Integration of a high velocity streaming system with batch oriented, slower downstream systems

Background

Over the last two years, I have been involved in transforming a complex legacy processing system that gave rise to a unique solution that may be used in other contexts. Before continuing, it is important to note that the pattern of processing data quickly and buffering for downstream consumption is nothing new. What is different is the way in which the problem was approached, the principles used and the technologies selected.

The data to be processed was supplied by up to 14,000 merchants by way of feed files. Each feed file contained one or more offers. The merchant would update one or more feed files and make them available for processing. At peak, a feed file could contain up to 3MM offers (though 12MM was seen on occasion). Further, there were approximately 160 – 180MM individual offers in the ecosystem at any one time, with up to 80MM offers being updated per day.

As offers were processed, the goals included enriching these offers to enable better search results and analytics and updating the search index with those offers so they would be available to the various web sites. The SLA for this end-to-end process was 1 hour. For smaller organisations that do not have the budget for an extremely large Hadoop MR cluster (or similar), another solution needs to be found.

To meet the desired SLA, a streaming system was conceived. This meant that each individual offer would be extracted from feed files and be sent down the pipeline for processing individually. Calculations showed that this ingestion part of the system would run at 30-35,000 offers/second. Many downstream systems, however, could not run at that speed of update of individual offers including, for example, Solr master index updates, various legacy systems and the Hadoop ecosystem. As a result, an architectural solution had to be conceived that allowed the fast ingestion and storage of this feed data, and the provision of that feed data in a manner that allowed downstream systems to dictate their own ingestion speed.

During the design of the system, some principles came to the fore:

Processing of data had to conform to the following principles in order to ensure data integrity during both normal operations, error states, re-processing or other abnormal behavior:

Immutable – immutable data would be easier to scale.

Idempotent – replaying operations would not cause any unexpected side effects.

Associative – if different versions of an offer were processed, the final outcome would be the same regardless of the order in which they were processed.

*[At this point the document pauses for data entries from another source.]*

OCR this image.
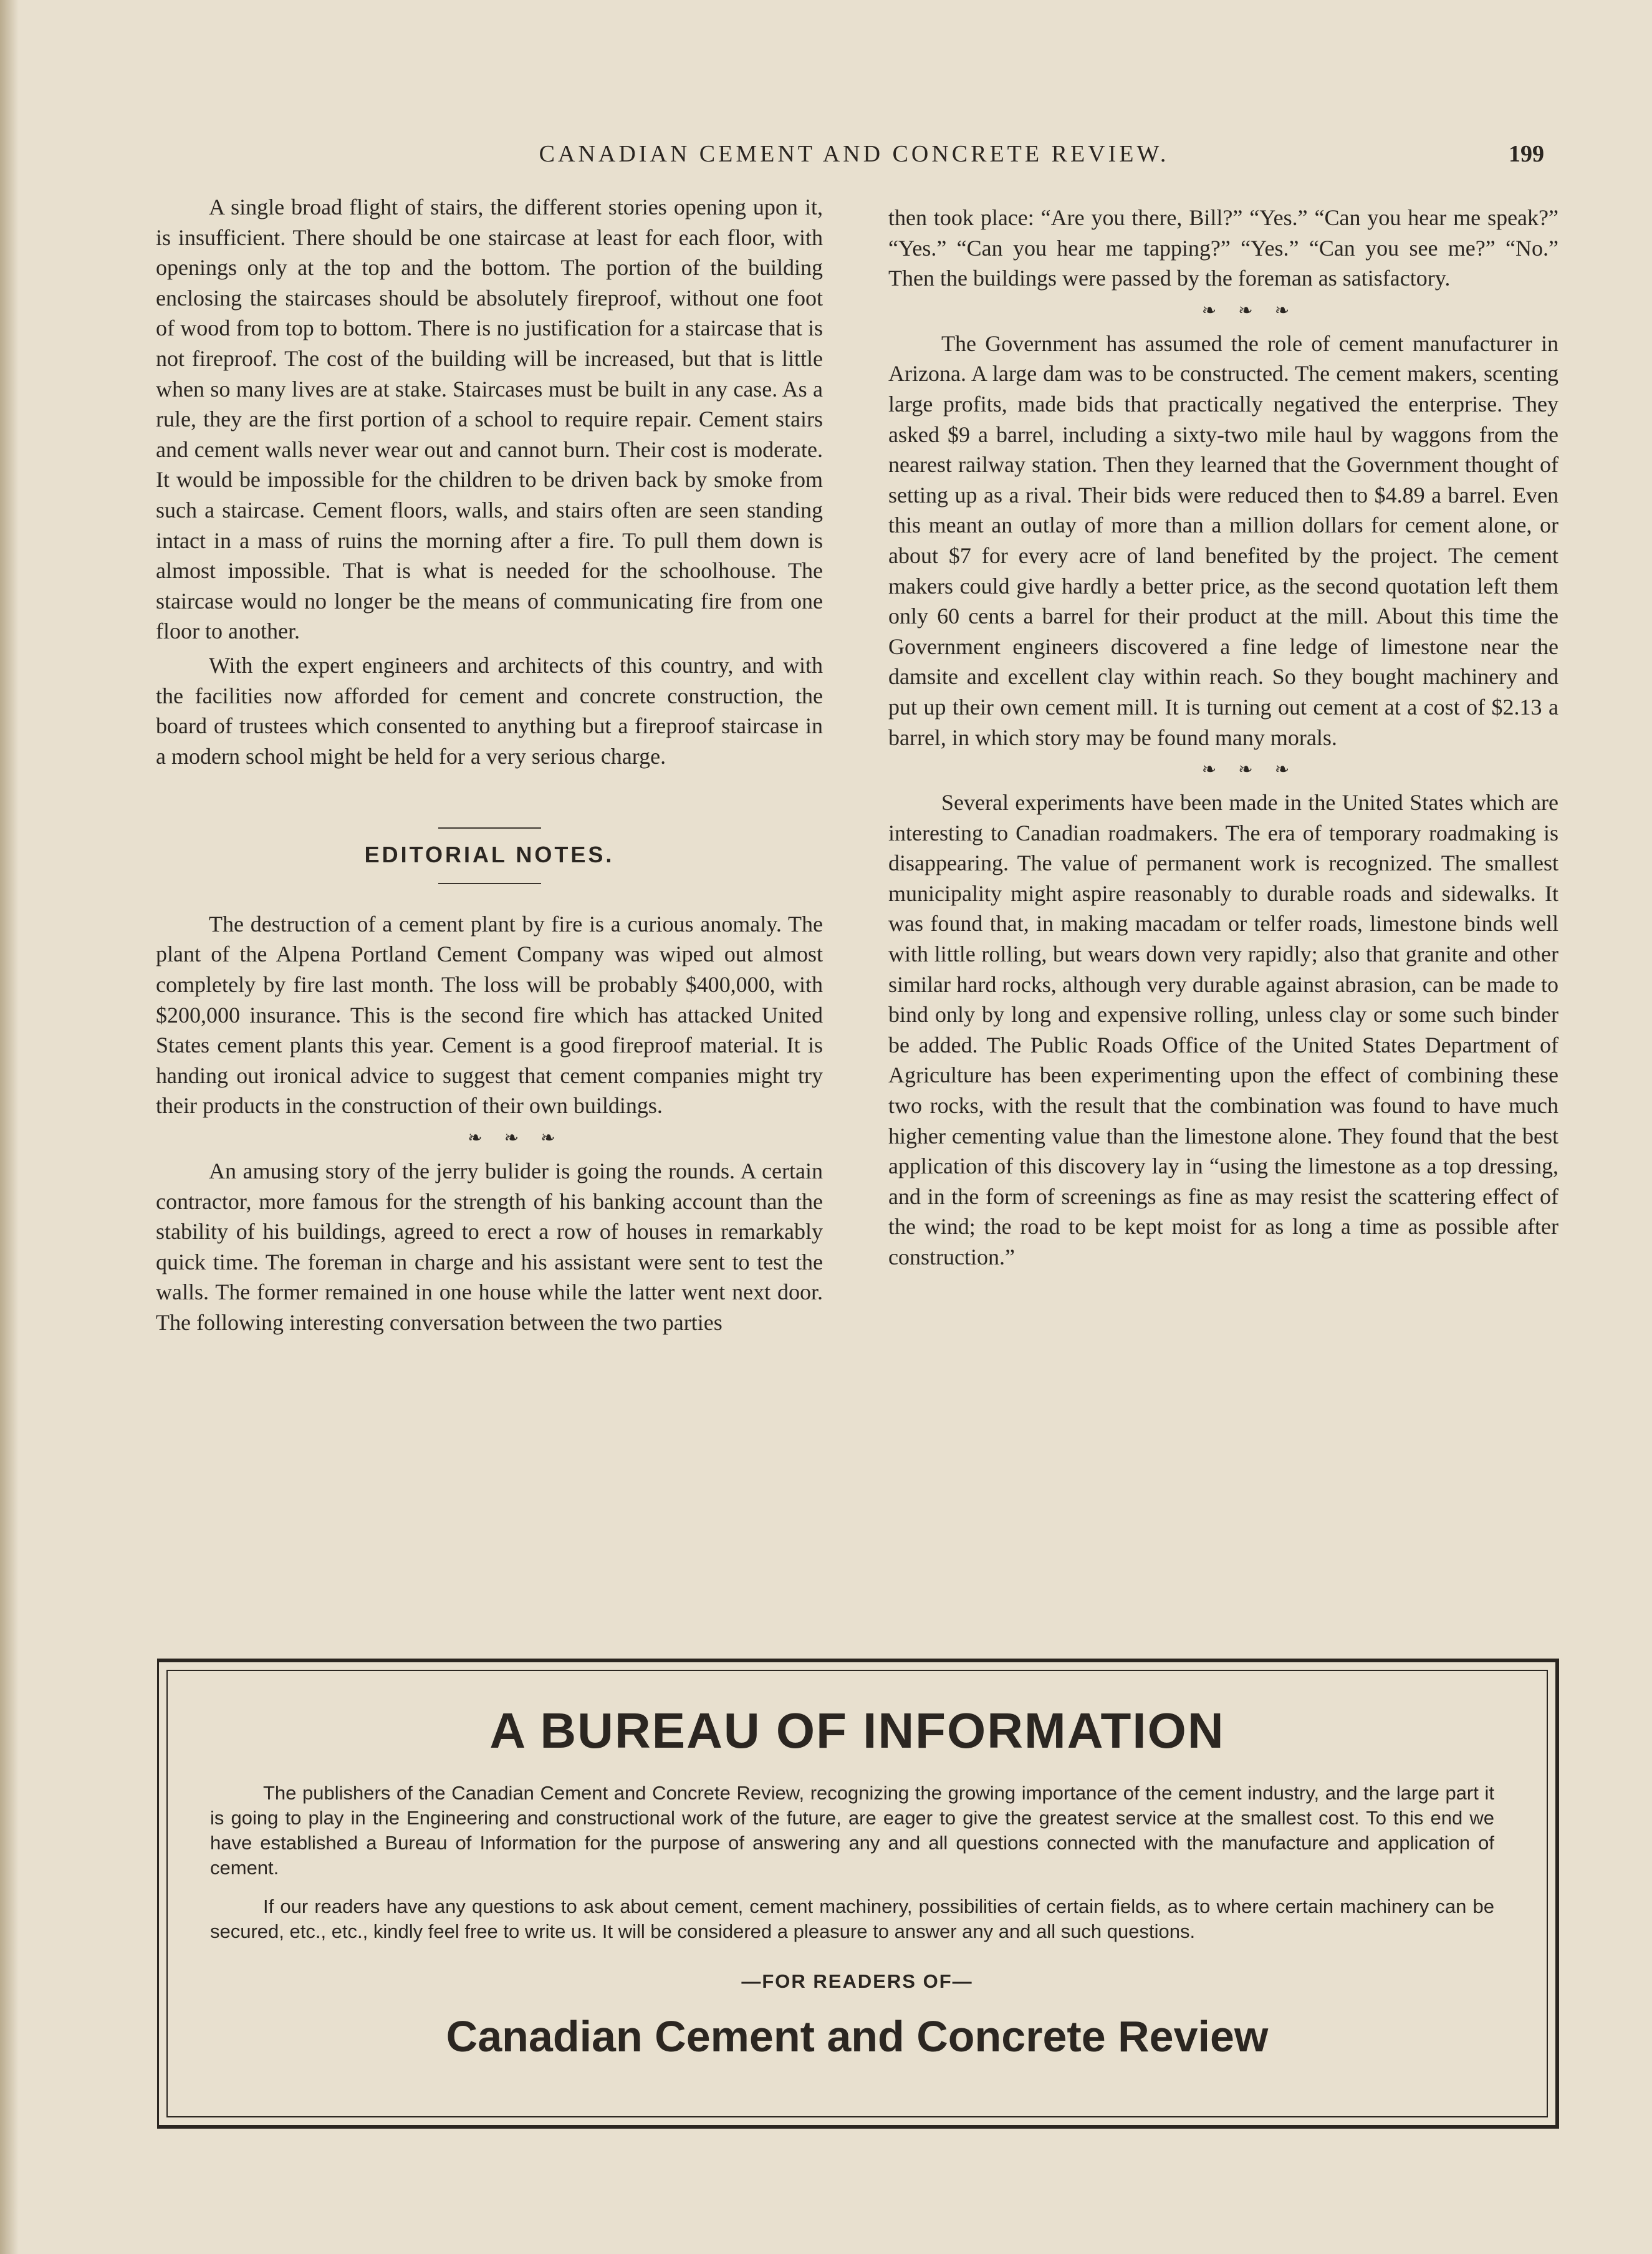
CANADIAN CEMENT AND CONCRETE REVIEW.	199

A single broad flight of stairs, the different stories opening upon it, is insufficient. There should be one staircase at least for each floor, with openings only at the top and the bottom. The portion of the building enclosing the staircases should be absolutely fireproof, without one foot of wood from top to bottom. There is no justification for a staircase that is not fireproof. The cost of the building will be increased, but that is little when so many lives are at stake. Staircases must be built in any case. As a rule, they are the first portion of a school to require repair. Cement stairs and cement walls never wear out and cannot burn. Their cost is moderate. It would be impossible for the children to be driven back by smoke from such a staircase. Cement floors, walls, and stairs often are seen standing intact in a mass of ruins the morning after a fire. To pull them down is almost impossible. That is what is needed for the schoolhouse. The staircase would no longer be the means of communicating fire from one floor to another.

With the expert engineers and architects of this country, and with the facilities now afforded for cement and concrete construction, the board of trustees which consented to anything but a fireproof staircase in a modern school might be held for a very serious charge.

EDITORIAL NOTES.

The destruction of a cement plant by fire is a curious anomaly. The plant of the Alpena Portland Cement Company was wiped out almost completely by fire last month. The loss will be probably $400,000, with $200,000 insurance. This is the second fire which has attacked United States cement plants this year. Cement is a good fireproof material. It is handing out ironical advice to suggest that cement companies might try their products in the construction of their own buildings.

❧ ❧ ❧

An amusing story of the jerry bulider is going the rounds. A certain contractor, more famous for the strength of his banking account than the stability of his buildings, agreed to erect a row of houses in remarkably quick time. The foreman in charge and his assistant were sent to test the walls. The former remained in one house while the latter went next door. The following interesting conversation between the two parties

then took place: “Are you there, Bill?” “Yes.” “Can you hear me speak?” “Yes.” “Can you hear me tapping?” “Yes.” “Can you see me?” “No.” Then the buildings were passed by the foreman as satisfactory.

❧ ❧ ❧

The Government has assumed the role of cement manufacturer in Arizona. A large dam was to be constructed. The cement makers, scenting large profits, made bids that practically negatived the enterprise. They asked $9 a barrel, including a sixty-two mile haul by waggons from the nearest railway station. Then they learned that the Government thought of setting up as a rival. Their bids were reduced then to $4.89 a barrel. Even this meant an outlay of more than a million dollars for cement alone, or about $7 for every acre of land benefited by the project. The cement makers could give hardly a better price, as the second quotation left them only 60 cents a barrel for their product at the mill. About this time the Government engineers discovered a fine ledge of limestone near the damsite and excellent clay within reach. So they bought machinery and put up their own cement mill. It is turning out cement at a cost of $2.13 a barrel, in which story may be found many morals.

❧ ❧ ❧

Several experiments have been made in the United States which are interesting to Canadian roadmakers. The era of temporary roadmaking is disappearing. The value of permanent work is recognized. The smallest municipality might aspire reasonably to durable roads and sidewalks. It was found that, in making macadam or telfer roads, limestone binds well with little rolling, but wears down very rapidly; also that granite and other similar hard rocks, although very durable against abrasion, can be made to bind only by long and expensive rolling, unless clay or some such binder be added. The Public Roads Office of the United States Department of Agriculture has been experimenting upon the effect of combining these two rocks, with the result that the combination was found to have much higher cementing value than the limestone alone. They found that the best application of this discovery lay in “using the limestone as a top dressing, and in the form of screenings as fine as may resist the scattering effect of the wind; the road to be kept moist for as long a time as possible after construction.”

A BUREAU OF INFORMATION

The publishers of the Canadian Cement and Concrete Review, recognizing the growing importance of the cement industry, and the large part it is going to play in the Engineering and constructional work of the future, are eager to give the greatest service at the smallest cost. To this end we have established a Bureau of Information for the purpose of answering any and all questions connected with the manufacture and application of cement.

If our readers have any questions to ask about cement, cement machinery, possibilities of certain fields, as to where certain machinery can be secured, etc., etc., kindly feel free to write us. It will be considered a pleasure to answer any and all such questions.

—FOR READERS OF—
Canadian Cement and Concrete Review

Commutative – see Associative, above.

There would most likely be two repositories required: one to store the data after fast ingestion and processing (the system of record), and one to hold a subset of the data for downstream systems to ingest (the staging repository): note, this also clearly demarcated the responsibilities, and therefore workloads, of each repository.
The services that interacted would need to be easily scalable and needed to have the following properties:

Asynch IO

Stateless

Metadata (e.g. state) moves with the data it applies to in the same packet to avoid querying multiple stores for results.

The system of record would have to perform at a minimum of 35k TPS and, the faster the system of record, the less complex the solution would be, and the easier it would be to implement as optimisations were less likely to be required (e.g. caching).
Slow clients always had to have access to the latest data, at the same time giving them the option to miss some updates to get the most recent version of a particular datum (in this case, an offer).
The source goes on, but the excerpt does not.